I was requested to look into using Apache Spark's MemoryStream to simulate a Kafka stream in a Java Spring Boot service. The documentation / online community is a bit small on this topic so I am seeking aid.
This is my implementation code.
final DataStreamReader kafkaDataStreamReader = kafkaLoader.getStream(sparkSession, options);
final Dataset<Row> df = kafkaDataStreamReader.load();
return df.writeStream().foreachBatch((batch, batchId) -> {
// Process a batch of data received from Kafka
updateData(name, customizerFunction, avroSchema, batch);
- KafkaLoader is a class which, depending on the Profile (it/prod), will configure the Kafka Stream differently. It returns a
DataStreamReaderwhich might be the reason why I'm struggling to create aMemoryStream. - Next, in the writeStream i'm writing to my source destinations.
@Slf4j
@Service
@Profile("it")
public class ItKafkaLoader extends KafkaLoader {
@Autowired
SparkSession sparkSession;
@SneakyThrows
@Override
public DataStreamReader getStream(SparkSession sparkSession, Map<String,Object> options) {
options = Map.of();
MemoryStream<String> stream = null;
try {
stream = new MemoryStream<>(1, sparkSession.sqlContext(), null, Encoders.STRING());
String jsonString = "{..}";
Seq<String> seq = JavaConverters
.collectionAsScalaIterableConverter(List.of(jsonString))
.asScala()
.toSeq();
Offset currentOffset = stream.addData(seq);
stream.commit(currentOffset);
} catch (Exception e){
log.warn("Error creating MemoryStream: ", e);
return new DataStreamReader(sparkSession);
}
Dataset<Row> data = stream.toDF();
log.debug("Stream enabled [t/f]: {}", data.isStreaming());
return data
.sqlContext()
.readStream();
.format("kafka")
.option("kafka.bootstrap.servers", "test-servers")

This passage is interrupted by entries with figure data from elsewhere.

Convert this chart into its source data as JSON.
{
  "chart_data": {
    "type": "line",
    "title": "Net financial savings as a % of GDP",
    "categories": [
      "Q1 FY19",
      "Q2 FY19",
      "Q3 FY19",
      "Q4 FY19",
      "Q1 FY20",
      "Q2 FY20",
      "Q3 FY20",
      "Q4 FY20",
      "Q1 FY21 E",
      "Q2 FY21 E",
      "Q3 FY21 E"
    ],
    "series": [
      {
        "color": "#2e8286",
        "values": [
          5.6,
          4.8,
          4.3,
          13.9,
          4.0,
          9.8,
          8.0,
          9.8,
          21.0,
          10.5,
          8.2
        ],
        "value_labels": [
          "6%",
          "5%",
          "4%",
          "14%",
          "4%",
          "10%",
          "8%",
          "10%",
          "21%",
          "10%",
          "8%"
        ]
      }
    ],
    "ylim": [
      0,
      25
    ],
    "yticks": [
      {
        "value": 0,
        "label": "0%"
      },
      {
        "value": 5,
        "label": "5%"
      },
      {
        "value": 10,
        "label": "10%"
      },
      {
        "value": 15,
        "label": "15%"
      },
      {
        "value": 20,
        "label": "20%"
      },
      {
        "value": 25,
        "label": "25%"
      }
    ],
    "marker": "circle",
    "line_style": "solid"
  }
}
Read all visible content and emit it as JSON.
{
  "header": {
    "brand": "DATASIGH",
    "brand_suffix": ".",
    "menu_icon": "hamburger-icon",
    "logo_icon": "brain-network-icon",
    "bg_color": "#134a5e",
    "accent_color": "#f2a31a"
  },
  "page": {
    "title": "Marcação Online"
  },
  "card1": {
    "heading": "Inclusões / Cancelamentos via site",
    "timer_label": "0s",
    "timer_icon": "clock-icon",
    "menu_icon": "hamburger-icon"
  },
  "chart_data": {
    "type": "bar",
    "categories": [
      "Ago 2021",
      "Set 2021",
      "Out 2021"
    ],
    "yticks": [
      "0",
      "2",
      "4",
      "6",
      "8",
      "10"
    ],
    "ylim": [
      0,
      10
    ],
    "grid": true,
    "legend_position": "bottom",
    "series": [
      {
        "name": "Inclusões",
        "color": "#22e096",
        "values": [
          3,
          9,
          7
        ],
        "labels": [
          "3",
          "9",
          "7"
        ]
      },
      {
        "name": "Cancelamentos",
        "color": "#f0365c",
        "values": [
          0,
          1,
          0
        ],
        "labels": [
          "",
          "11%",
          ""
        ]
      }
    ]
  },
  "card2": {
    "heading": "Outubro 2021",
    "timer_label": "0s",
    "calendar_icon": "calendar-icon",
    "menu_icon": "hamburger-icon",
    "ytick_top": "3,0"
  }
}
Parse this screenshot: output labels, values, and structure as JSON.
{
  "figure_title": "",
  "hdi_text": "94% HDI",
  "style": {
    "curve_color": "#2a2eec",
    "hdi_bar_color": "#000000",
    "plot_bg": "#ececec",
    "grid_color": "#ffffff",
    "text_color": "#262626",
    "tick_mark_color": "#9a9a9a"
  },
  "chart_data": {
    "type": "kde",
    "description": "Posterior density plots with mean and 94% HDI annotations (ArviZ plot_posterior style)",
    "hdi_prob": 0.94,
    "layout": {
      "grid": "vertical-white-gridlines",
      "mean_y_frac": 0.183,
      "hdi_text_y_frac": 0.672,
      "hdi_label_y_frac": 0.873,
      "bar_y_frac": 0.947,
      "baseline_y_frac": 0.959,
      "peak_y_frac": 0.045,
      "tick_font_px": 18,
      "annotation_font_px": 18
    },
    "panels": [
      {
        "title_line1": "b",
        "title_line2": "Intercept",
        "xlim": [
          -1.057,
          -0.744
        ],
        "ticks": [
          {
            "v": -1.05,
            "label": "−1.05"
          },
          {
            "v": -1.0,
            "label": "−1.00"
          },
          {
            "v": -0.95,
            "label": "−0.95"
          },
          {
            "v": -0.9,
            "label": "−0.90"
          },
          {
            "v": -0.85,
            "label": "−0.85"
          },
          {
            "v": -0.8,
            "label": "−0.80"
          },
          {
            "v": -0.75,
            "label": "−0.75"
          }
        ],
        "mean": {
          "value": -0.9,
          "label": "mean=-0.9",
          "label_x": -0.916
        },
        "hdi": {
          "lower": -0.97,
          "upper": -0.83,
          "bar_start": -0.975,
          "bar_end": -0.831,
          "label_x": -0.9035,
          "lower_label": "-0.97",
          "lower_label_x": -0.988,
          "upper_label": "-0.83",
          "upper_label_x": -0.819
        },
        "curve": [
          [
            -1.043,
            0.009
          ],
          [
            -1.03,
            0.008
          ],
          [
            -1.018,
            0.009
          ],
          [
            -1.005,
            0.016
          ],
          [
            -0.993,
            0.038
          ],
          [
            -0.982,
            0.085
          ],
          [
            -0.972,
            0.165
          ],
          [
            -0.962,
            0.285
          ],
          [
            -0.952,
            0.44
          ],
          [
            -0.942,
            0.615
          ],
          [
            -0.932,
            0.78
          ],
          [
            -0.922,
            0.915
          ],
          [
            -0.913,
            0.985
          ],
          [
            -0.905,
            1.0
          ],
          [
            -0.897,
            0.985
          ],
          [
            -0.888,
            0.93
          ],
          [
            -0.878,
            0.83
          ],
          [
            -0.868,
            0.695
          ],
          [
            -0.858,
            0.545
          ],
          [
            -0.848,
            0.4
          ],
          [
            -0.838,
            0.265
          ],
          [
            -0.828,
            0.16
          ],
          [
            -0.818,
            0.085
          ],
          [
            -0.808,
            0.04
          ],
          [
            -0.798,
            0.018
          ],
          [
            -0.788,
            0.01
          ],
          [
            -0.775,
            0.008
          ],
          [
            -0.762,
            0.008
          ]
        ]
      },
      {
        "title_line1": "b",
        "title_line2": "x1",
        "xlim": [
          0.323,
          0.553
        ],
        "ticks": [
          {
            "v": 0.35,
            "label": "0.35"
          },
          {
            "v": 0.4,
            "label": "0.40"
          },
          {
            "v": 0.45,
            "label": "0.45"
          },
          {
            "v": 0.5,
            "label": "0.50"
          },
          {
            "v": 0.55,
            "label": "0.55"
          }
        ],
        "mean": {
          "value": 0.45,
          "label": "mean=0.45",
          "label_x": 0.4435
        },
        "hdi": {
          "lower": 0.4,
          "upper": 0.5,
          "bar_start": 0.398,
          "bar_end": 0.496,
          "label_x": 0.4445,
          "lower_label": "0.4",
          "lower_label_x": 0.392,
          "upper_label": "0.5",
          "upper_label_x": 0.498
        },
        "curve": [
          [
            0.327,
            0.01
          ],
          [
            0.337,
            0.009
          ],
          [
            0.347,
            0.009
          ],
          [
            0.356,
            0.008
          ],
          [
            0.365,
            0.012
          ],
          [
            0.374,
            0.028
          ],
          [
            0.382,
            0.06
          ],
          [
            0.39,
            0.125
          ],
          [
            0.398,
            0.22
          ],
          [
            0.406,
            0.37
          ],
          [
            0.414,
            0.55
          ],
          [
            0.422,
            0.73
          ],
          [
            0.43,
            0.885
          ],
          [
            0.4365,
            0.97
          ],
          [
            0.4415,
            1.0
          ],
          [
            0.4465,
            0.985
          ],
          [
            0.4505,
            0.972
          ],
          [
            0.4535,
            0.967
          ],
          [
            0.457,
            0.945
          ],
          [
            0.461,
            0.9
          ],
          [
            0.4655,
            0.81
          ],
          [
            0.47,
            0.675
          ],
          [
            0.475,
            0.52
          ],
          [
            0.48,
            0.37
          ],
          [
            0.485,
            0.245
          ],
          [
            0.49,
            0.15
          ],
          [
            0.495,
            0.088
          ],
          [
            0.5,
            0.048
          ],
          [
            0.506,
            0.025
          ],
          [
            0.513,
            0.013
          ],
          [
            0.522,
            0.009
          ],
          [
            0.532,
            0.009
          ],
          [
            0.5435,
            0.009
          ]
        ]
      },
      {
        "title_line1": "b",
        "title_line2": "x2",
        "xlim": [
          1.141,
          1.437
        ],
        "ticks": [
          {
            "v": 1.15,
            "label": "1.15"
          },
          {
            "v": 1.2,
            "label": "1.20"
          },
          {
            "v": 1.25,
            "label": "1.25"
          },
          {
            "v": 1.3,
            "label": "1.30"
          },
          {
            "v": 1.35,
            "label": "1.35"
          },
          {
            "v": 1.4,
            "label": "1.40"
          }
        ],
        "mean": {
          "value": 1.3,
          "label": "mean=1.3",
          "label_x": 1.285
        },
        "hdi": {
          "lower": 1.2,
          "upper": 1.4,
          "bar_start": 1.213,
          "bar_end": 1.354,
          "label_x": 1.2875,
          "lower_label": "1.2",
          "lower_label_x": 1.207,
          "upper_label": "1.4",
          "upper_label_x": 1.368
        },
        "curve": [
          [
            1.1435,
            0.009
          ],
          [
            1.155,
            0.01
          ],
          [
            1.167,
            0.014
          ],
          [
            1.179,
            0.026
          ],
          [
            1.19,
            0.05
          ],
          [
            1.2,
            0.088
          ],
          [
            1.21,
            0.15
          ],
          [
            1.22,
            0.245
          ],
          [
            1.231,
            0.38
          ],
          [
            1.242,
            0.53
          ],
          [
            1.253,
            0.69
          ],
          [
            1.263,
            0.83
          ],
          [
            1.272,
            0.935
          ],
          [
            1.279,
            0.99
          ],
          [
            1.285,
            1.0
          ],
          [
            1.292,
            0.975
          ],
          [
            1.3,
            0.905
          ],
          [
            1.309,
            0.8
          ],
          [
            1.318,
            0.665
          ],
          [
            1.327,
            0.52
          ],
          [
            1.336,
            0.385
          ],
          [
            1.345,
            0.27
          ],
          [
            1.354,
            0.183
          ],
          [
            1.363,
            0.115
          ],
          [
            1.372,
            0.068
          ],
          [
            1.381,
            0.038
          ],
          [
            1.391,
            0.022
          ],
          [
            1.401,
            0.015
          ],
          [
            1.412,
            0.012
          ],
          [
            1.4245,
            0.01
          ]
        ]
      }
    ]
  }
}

.option("subscribe", "test-data");
}
ItKafkaLoader is called when I'm running integration tests, hence ActiveProfiles is set to it here, and is where I'm struggling to create a MemoryStream. Because my implementation code is expecting a returned object of type DataStreamReader I believe I need to call on readStream() since it's of type DataStreamReader? However, when I just try readStream() Spark throws an exception about my path not being defined.
java.lang.IllegalArgumentException: 'path' is not specified
at org.apache.spark.sql.errors.QueryExecutionErrors$.dataPathNotSpecifiedError
When searching this error I tend to see that I need to set my format to Kafka. And then doing this, Spark expects a topic and then a broker. I was hoping that since I was using MemoryStream that Spark would just recognize that this is a dummy Kafka cluster & topic and go about kicking of my simulated Kafka Stream through my MemoryStream. That doesn't happen, and when I run my integration test I get these errors.
- Query [id = 4ebacd71-d..., runId = 1a2c4...] terminated with error
org.apache.kafka.common.KafkaException: Failed to construct kafka consumer
- Invalid url in bootstrap.servers: test-servers
Ideally, I would like to figure out how to fix getStream() in ItKafkaLoader, however I have a slight feeling that i don't understand what MemoryStream is really for and might need to do something different.
Update: I have seen that in newer versions of Spark you can just set the format to memory, however, it appears that my Spark version v2.12 does not support that. I also do not have the green light to upgrade my Spark version.